Precario è sempre precario. Il tema è caldissimo, soprattutto in questi tempi. Ma ci sono aziende dove la flessibilità è «usata» meglio. «Abbiamo proposto il contratto weekend ad alcuni studenti d’architettura (con reciproca soddisfazione) e utilizzato quello d’inserimento con un gruppo di neolaureati, che sono stati ‘arruolati’ nella scuola interna di design e in gran parte (sei su nove), poi, confermati», ha raccontato Roberto Farina, chief operating officer di Poltrona Frau in una recente tavola rotonda organizzata dal labour team di Dla Piper in collaborazione con HRCommunity Accademy. Non si tratta di un caso isolato. Di esempi simili ce ne sono diversi. Eccone alcuni.

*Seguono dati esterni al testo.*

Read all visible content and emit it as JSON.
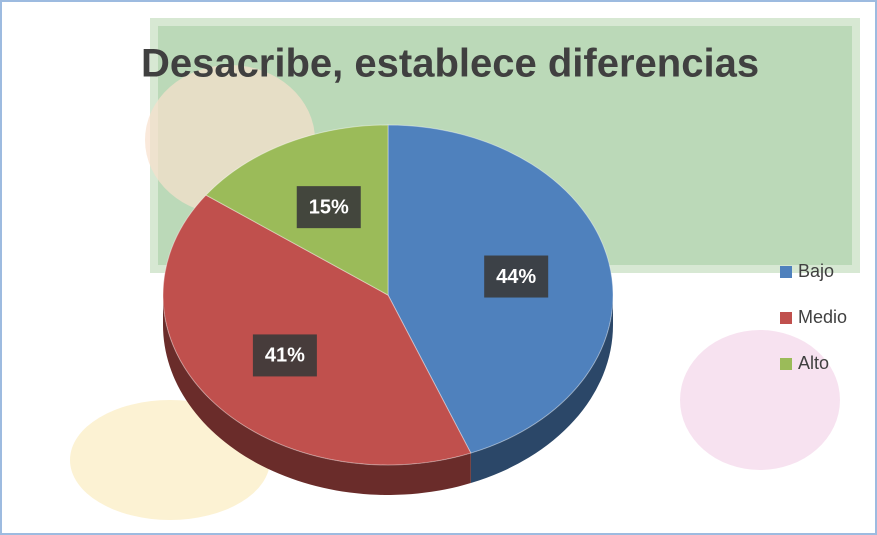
{
  "chart_data": {
    "type": "pie",
    "title": "Desacribe, establece diferencias",
    "categories": [
      "Bajo",
      "Medio",
      "Alto"
    ],
    "values": [
      44,
      41,
      15
    ],
    "value_labels": [
      "44%",
      "41%",
      "15%"
    ],
    "colors": [
      "#4f81bd",
      "#c0504d",
      "#9bbb59"
    ],
    "legend": "right"
  }
}
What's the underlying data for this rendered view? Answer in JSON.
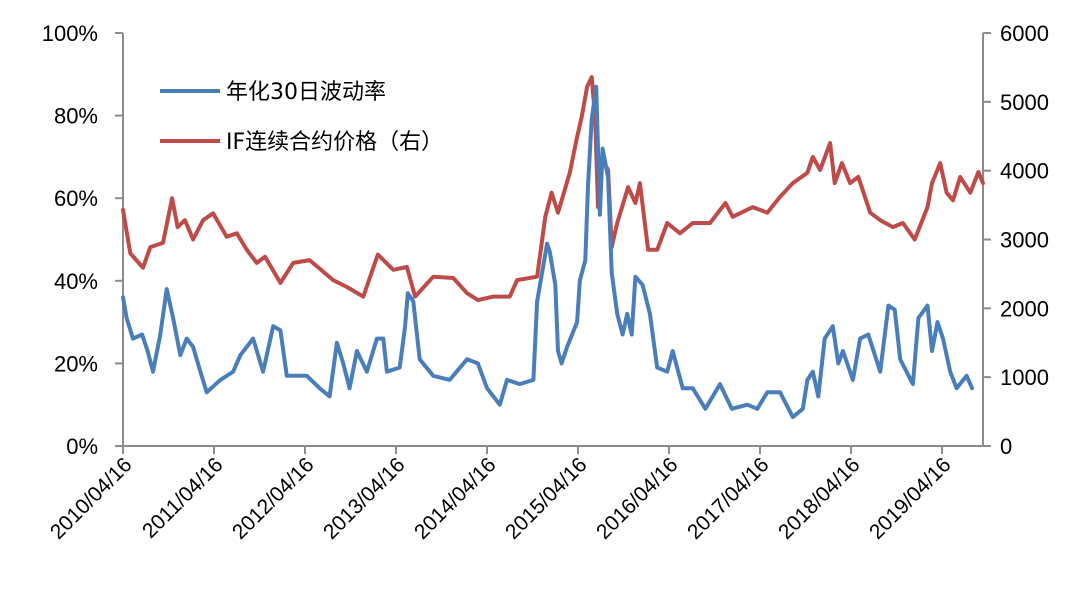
{
  "chart_data": {
    "type": "line",
    "title": "",
    "x_unit": "years since 2010/04/16",
    "xlim": [
      0,
      9.45
    ],
    "x_ticks": [
      0,
      1,
      2,
      3,
      4,
      5,
      6,
      7,
      8,
      9
    ],
    "x_tick_labels": [
      "2010/04/16",
      "2011/04/16",
      "2012/04/16",
      "2013/04/16",
      "2014/04/16",
      "2015/04/16",
      "2016/04/16",
      "2017/04/16",
      "2018/04/16",
      "2019/04/16"
    ],
    "y_left": {
      "range": [
        0,
        100
      ],
      "ticks": [
        0,
        20,
        40,
        60,
        80,
        100
      ],
      "tick_labels": [
        "0%",
        "20%",
        "40%",
        "60%",
        "80%",
        "100%"
      ]
    },
    "y_right": {
      "range": [
        0,
        6000
      ],
      "ticks": [
        0,
        1000,
        2000,
        3000,
        4000,
        5000,
        6000
      ],
      "tick_labels": [
        "0",
        "1000",
        "2000",
        "3000",
        "4000",
        "5000",
        "6000"
      ]
    },
    "grid": false,
    "legend_position": "top-left",
    "series": [
      {
        "name": "年化30日波动率",
        "axis": "left",
        "color": "#4a7ebb",
        "points": [
          [
            0,
            36
          ],
          [
            0.04,
            31
          ],
          [
            0.11,
            26
          ],
          [
            0.21,
            27
          ],
          [
            0.27,
            23
          ],
          [
            0.33,
            18
          ],
          [
            0.41,
            27
          ],
          [
            0.48,
            38
          ],
          [
            0.55,
            31
          ],
          [
            0.63,
            22
          ],
          [
            0.7,
            26
          ],
          [
            0.77,
            24
          ],
          [
            0.85,
            18
          ],
          [
            0.92,
            13
          ],
          [
            1.07,
            16
          ],
          [
            1.21,
            18
          ],
          [
            1.29,
            22
          ],
          [
            1.43,
            26
          ],
          [
            1.54,
            18
          ],
          [
            1.65,
            29
          ],
          [
            1.73,
            28
          ],
          [
            1.8,
            17
          ],
          [
            2.02,
            17
          ],
          [
            2.16,
            14
          ],
          [
            2.27,
            12
          ],
          [
            2.35,
            25
          ],
          [
            2.42,
            20
          ],
          [
            2.49,
            14
          ],
          [
            2.57,
            23
          ],
          [
            2.68,
            18
          ],
          [
            2.79,
            26
          ],
          [
            2.86,
            26
          ],
          [
            2.9,
            18
          ],
          [
            3.04,
            19
          ],
          [
            3.1,
            29
          ],
          [
            3.13,
            37
          ],
          [
            3.19,
            35
          ],
          [
            3.26,
            21
          ],
          [
            3.41,
            17
          ],
          [
            3.59,
            16
          ],
          [
            3.78,
            21
          ],
          [
            3.9,
            20
          ],
          [
            4.0,
            14
          ],
          [
            4.14,
            10
          ],
          [
            4.22,
            16
          ],
          [
            4.36,
            15
          ],
          [
            4.51,
            16
          ],
          [
            4.55,
            35
          ],
          [
            4.66,
            49
          ],
          [
            4.69,
            47
          ],
          [
            4.75,
            39
          ],
          [
            4.78,
            23
          ],
          [
            4.82,
            20
          ],
          [
            4.88,
            24
          ],
          [
            4.99,
            30
          ],
          [
            5.02,
            40
          ],
          [
            5.08,
            45
          ],
          [
            5.11,
            63
          ],
          [
            5.15,
            79
          ],
          [
            5.2,
            87
          ],
          [
            5.24,
            56
          ],
          [
            5.27,
            72
          ],
          [
            5.33,
            65
          ],
          [
            5.37,
            42
          ],
          [
            5.43,
            32
          ],
          [
            5.49,
            27
          ],
          [
            5.54,
            32
          ],
          [
            5.59,
            27
          ],
          [
            5.63,
            41
          ],
          [
            5.71,
            39
          ],
          [
            5.79,
            32
          ],
          [
            5.87,
            19
          ],
          [
            5.98,
            18
          ],
          [
            6.04,
            23
          ],
          [
            6.15,
            14
          ],
          [
            6.26,
            14
          ],
          [
            6.4,
            9
          ],
          [
            6.56,
            15
          ],
          [
            6.69,
            9
          ],
          [
            6.86,
            10
          ],
          [
            6.97,
            9
          ],
          [
            7.08,
            13
          ],
          [
            7.22,
            13
          ],
          [
            7.36,
            7
          ],
          [
            7.47,
            9
          ],
          [
            7.52,
            16
          ],
          [
            7.58,
            18
          ],
          [
            7.64,
            12
          ],
          [
            7.71,
            26
          ],
          [
            7.8,
            29
          ],
          [
            7.86,
            20
          ],
          [
            7.91,
            23
          ],
          [
            8.02,
            16
          ],
          [
            8.1,
            26
          ],
          [
            8.19,
            27
          ],
          [
            8.32,
            18
          ],
          [
            8.41,
            34
          ],
          [
            8.48,
            33
          ],
          [
            8.54,
            21
          ],
          [
            8.68,
            15
          ],
          [
            8.74,
            31
          ],
          [
            8.84,
            34
          ],
          [
            8.89,
            23
          ],
          [
            8.95,
            30
          ],
          [
            9.01,
            26
          ],
          [
            9.09,
            18
          ],
          [
            9.16,
            14
          ],
          [
            9.27,
            17
          ],
          [
            9.33,
            14
          ]
        ]
      },
      {
        "name": "IF连续合约价格（右）",
        "axis": "right",
        "color": "#be4b48",
        "points": [
          [
            0,
            3430
          ],
          [
            0.08,
            2800
          ],
          [
            0.22,
            2590
          ],
          [
            0.3,
            2890
          ],
          [
            0.44,
            2950
          ],
          [
            0.54,
            3600
          ],
          [
            0.6,
            3180
          ],
          [
            0.68,
            3280
          ],
          [
            0.77,
            3000
          ],
          [
            0.88,
            3280
          ],
          [
            0.99,
            3380
          ],
          [
            1.14,
            3040
          ],
          [
            1.25,
            3090
          ],
          [
            1.36,
            2850
          ],
          [
            1.47,
            2660
          ],
          [
            1.56,
            2750
          ],
          [
            1.73,
            2370
          ],
          [
            1.87,
            2660
          ],
          [
            2.05,
            2700
          ],
          [
            2.31,
            2410
          ],
          [
            2.46,
            2310
          ],
          [
            2.64,
            2170
          ],
          [
            2.8,
            2780
          ],
          [
            2.97,
            2560
          ],
          [
            3.12,
            2600
          ],
          [
            3.21,
            2170
          ],
          [
            3.41,
            2460
          ],
          [
            3.63,
            2440
          ],
          [
            3.78,
            2220
          ],
          [
            3.9,
            2120
          ],
          [
            4.07,
            2170
          ],
          [
            4.25,
            2170
          ],
          [
            4.33,
            2410
          ],
          [
            4.55,
            2460
          ],
          [
            4.64,
            3330
          ],
          [
            4.71,
            3680
          ],
          [
            4.78,
            3390
          ],
          [
            4.91,
            3970
          ],
          [
            4.99,
            4490
          ],
          [
            5.04,
            4780
          ],
          [
            5.1,
            5220
          ],
          [
            5.15,
            5360
          ],
          [
            5.19,
            4740
          ],
          [
            5.22,
            3470
          ],
          [
            5.27,
            4160
          ],
          [
            5.33,
            4010
          ],
          [
            5.37,
            2890
          ],
          [
            5.43,
            3240
          ],
          [
            5.55,
            3760
          ],
          [
            5.63,
            3530
          ],
          [
            5.68,
            3820
          ],
          [
            5.77,
            2850
          ],
          [
            5.87,
            2850
          ],
          [
            5.98,
            3240
          ],
          [
            6.12,
            3090
          ],
          [
            6.26,
            3240
          ],
          [
            6.45,
            3240
          ],
          [
            6.62,
            3530
          ],
          [
            6.7,
            3330
          ],
          [
            6.92,
            3470
          ],
          [
            7.08,
            3390
          ],
          [
            7.22,
            3620
          ],
          [
            7.36,
            3820
          ],
          [
            7.52,
            3970
          ],
          [
            7.58,
            4200
          ],
          [
            7.66,
            4010
          ],
          [
            7.77,
            4400
          ],
          [
            7.82,
            3820
          ],
          [
            7.9,
            4110
          ],
          [
            7.99,
            3820
          ],
          [
            8.08,
            3910
          ],
          [
            8.21,
            3390
          ],
          [
            8.32,
            3280
          ],
          [
            8.46,
            3180
          ],
          [
            8.57,
            3240
          ],
          [
            8.7,
            3000
          ],
          [
            8.84,
            3470
          ],
          [
            8.89,
            3820
          ],
          [
            8.98,
            4110
          ],
          [
            9.05,
            3680
          ],
          [
            9.12,
            3570
          ],
          [
            9.2,
            3910
          ],
          [
            9.31,
            3680
          ],
          [
            9.4,
            3980
          ],
          [
            9.45,
            3820
          ]
        ]
      }
    ]
  }
}
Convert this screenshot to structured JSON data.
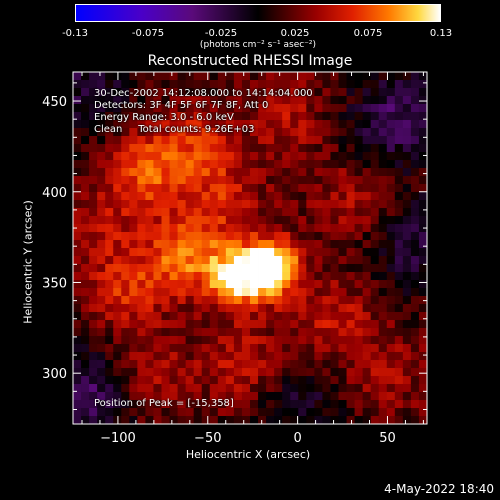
{
  "colorbar": {
    "ticks": [
      "-0.13",
      "-0.075",
      "-0.025",
      "0.025",
      "0.075",
      "0.13"
    ],
    "units": "(photons cm⁻² s⁻¹ asec⁻²)"
  },
  "info": {
    "line1": "30-Dec-2002 14:12:08.000 to 14:14:04.000",
    "line2": "Detectors: 3F 4F 5F 6F 7F 8F, Att 0",
    "line3": "Energy Range: 3.0 - 6.0 keV",
    "line4": "Clean     Total counts: 9.26E+03"
  },
  "peak_label": "Position of Peak = [-15,358]",
  "date_stamp": "4-May-2022 18:40",
  "chart_data": {
    "type": "heatmap",
    "title": "Reconstructed RHESSI Image",
    "xlabel": "Heliocentric X (arcsec)",
    "ylabel": "Heliocentric Y (arcsec)",
    "xlim": [
      -125,
      72
    ],
    "ylim": [
      272,
      466
    ],
    "xticks": [
      -100,
      -50,
      0,
      50
    ],
    "yticks": [
      300,
      350,
      400,
      450
    ],
    "colorbar_range": [
      -0.13,
      0.13
    ],
    "peak": {
      "x": -15,
      "y": 358,
      "value": 0.13
    },
    "sources": [
      {
        "x": -15,
        "y": 358,
        "value": 0.13
      },
      {
        "x": -35,
        "y": 352,
        "value": 0.09
      },
      {
        "x": -62,
        "y": 366,
        "value": 0.07
      },
      {
        "x": -85,
        "y": 412,
        "value": 0.06
      },
      {
        "x": -55,
        "y": 425,
        "value": 0.045
      },
      {
        "x": -95,
        "y": 345,
        "value": 0.045
      },
      {
        "x": -30,
        "y": 305,
        "value": 0.04
      },
      {
        "x": 20,
        "y": 330,
        "value": 0.035
      },
      {
        "x": -80,
        "y": 300,
        "value": 0.03
      },
      {
        "x": 30,
        "y": 395,
        "value": 0.03
      },
      {
        "x": -40,
        "y": 395,
        "value": 0.035
      },
      {
        "x": -110,
        "y": 380,
        "value": 0.03
      },
      {
        "x": 50,
        "y": 300,
        "value": 0.025
      },
      {
        "x": -5,
        "y": 440,
        "value": 0.03
      }
    ],
    "negative_regions": [
      {
        "x": 55,
        "y": 440,
        "value": -0.05
      },
      {
        "x": 65,
        "y": 370,
        "value": -0.035
      },
      {
        "x": -118,
        "y": 290,
        "value": -0.05
      },
      {
        "x": -118,
        "y": 455,
        "value": -0.035
      },
      {
        "x": 0,
        "y": 280,
        "value": -0.03
      }
    ]
  }
}
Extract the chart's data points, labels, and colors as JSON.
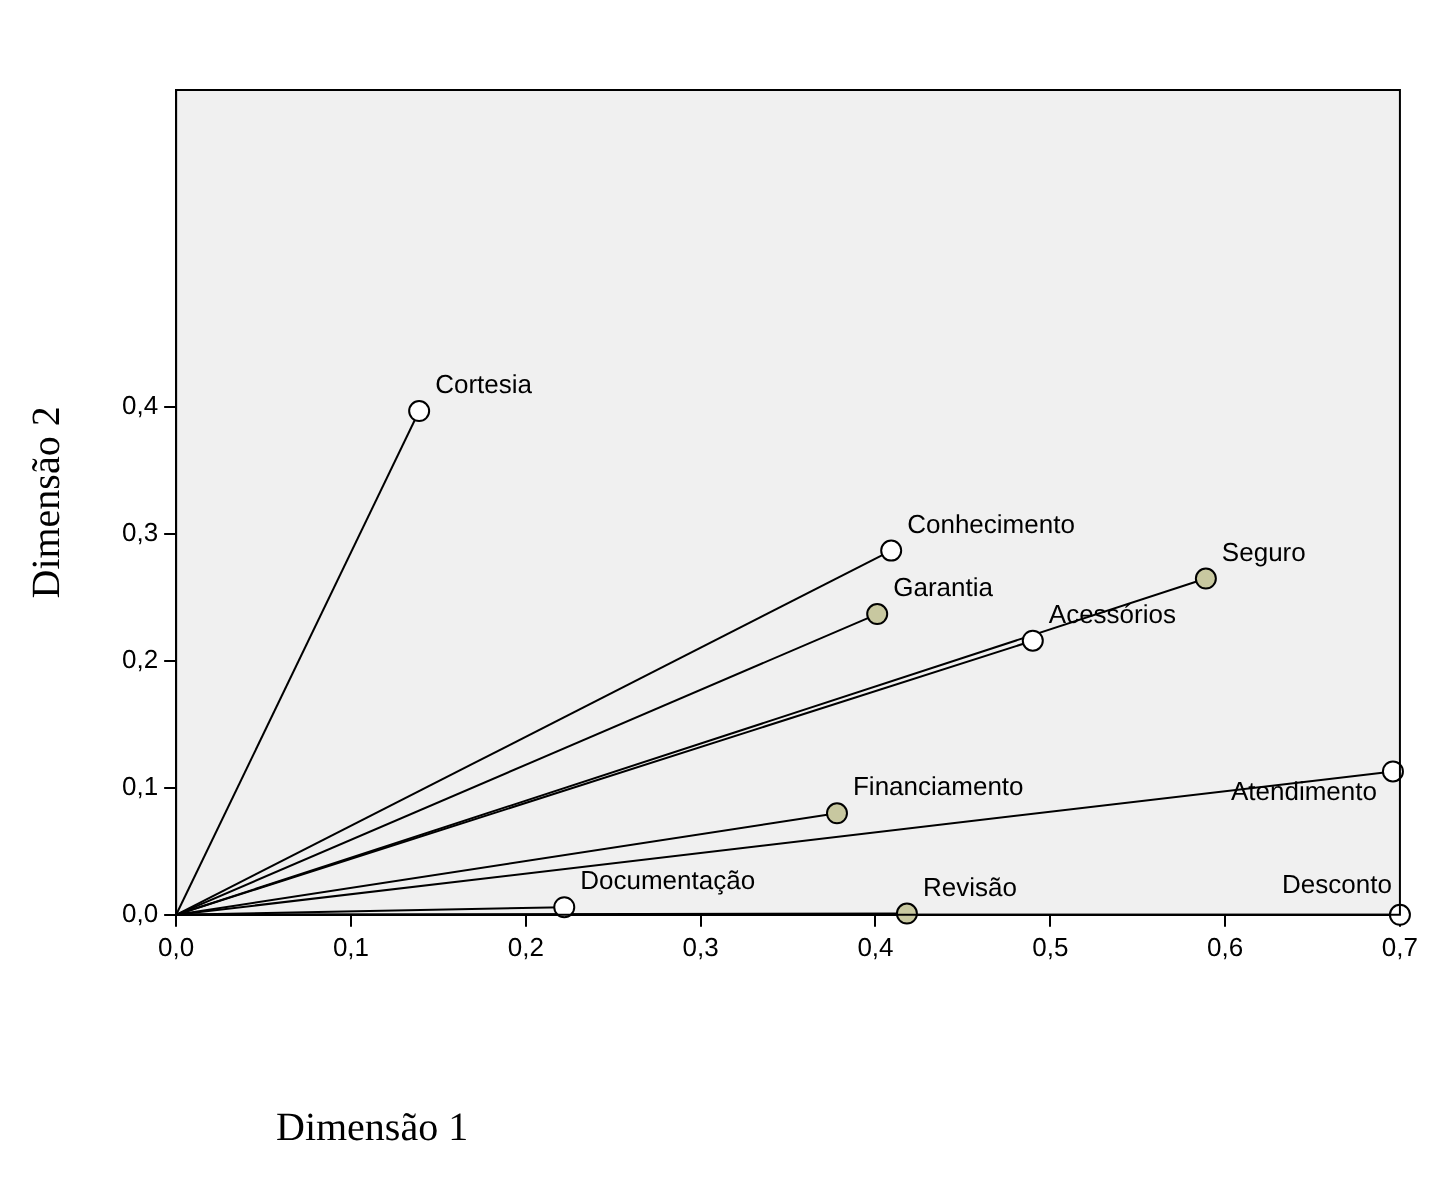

C’è chi va controcorrente persino sul fronte dello stage, dove (notoriamente) l’abuso è frequente. Basti dire che secondo un sondaggio svolto dall’Isfol con la testata online «Repubblica degli stagisti», meno del 20% dei percorsi sfocia in contratti «veri» e, soprattutto, solo il 3% conduce al rapporto a tempo indeterminato. Qualche «esempio virtuoso»? Ferrero: gli stagisti che entrano nel gruppo (principalmente neolaureati in materie economiche giuridiche e tecniche) seguono uno strutturato iter formativo che spesso porta all’inserimento. Ma non solo. Addirittura «Repubblica degli stagisti – come spiega la direttrice, Eleonora Voltolina – pubblica un elenco delle aziende che utilizzano lo strumento secondo i giusti criteri». E qui si trovano da Johnson & Johnson Medical (rimborso di circa 500 euro netti e 90% di assunzioni) alle multinazionali della consulenza PricewaterhouseCoopers ed Everis (entrambe vanno oltre i 700 euro mensili e il 70% di conferme), fino a Kellogg’s Italia (800 euro netti e 80% di inserimenti).
«In realtà, i problemi maggiori sono sui cocopro: i nomi conosciuti non si concedono più comportamenti disinvolti, perché le sanzioni sono importanti, ma sulle piccole aziende i controlli sono più difficili», avverte Paolo Iacci, vicepresidente Aidp. «Al contrario – aggiunge – c’è sicuramente un certo rigore nell’utilizzo dei contratti di somministrazione».
Pino Cova, esperto di lavoro che oggi dirige l’agenzia E-Work, punta, invece, il dito contro l’apprendistato: «Credo che in questo momento sia utilizzato esclusivamente con la logica di risparmio di costo produttivo ». Anche qui, però, si trovano delle eccezioni. A cominciare da Intesa Sanpaolo (che ha in programma l’ingresso di 3000 apprendisti tra il 2009 e il 2010). L’istituto bancario offre formazione più consistente rispetto a quanto previsto dalla legge per i quattro anni di contratto (645 ore invece di 480), ma, soprattutto, tende a confermare in anticipo i più meritevoli. Quasi tutti gli ex apprendisti inseriti finora (600) sono, infatti, stati assunti dopo soli due anni.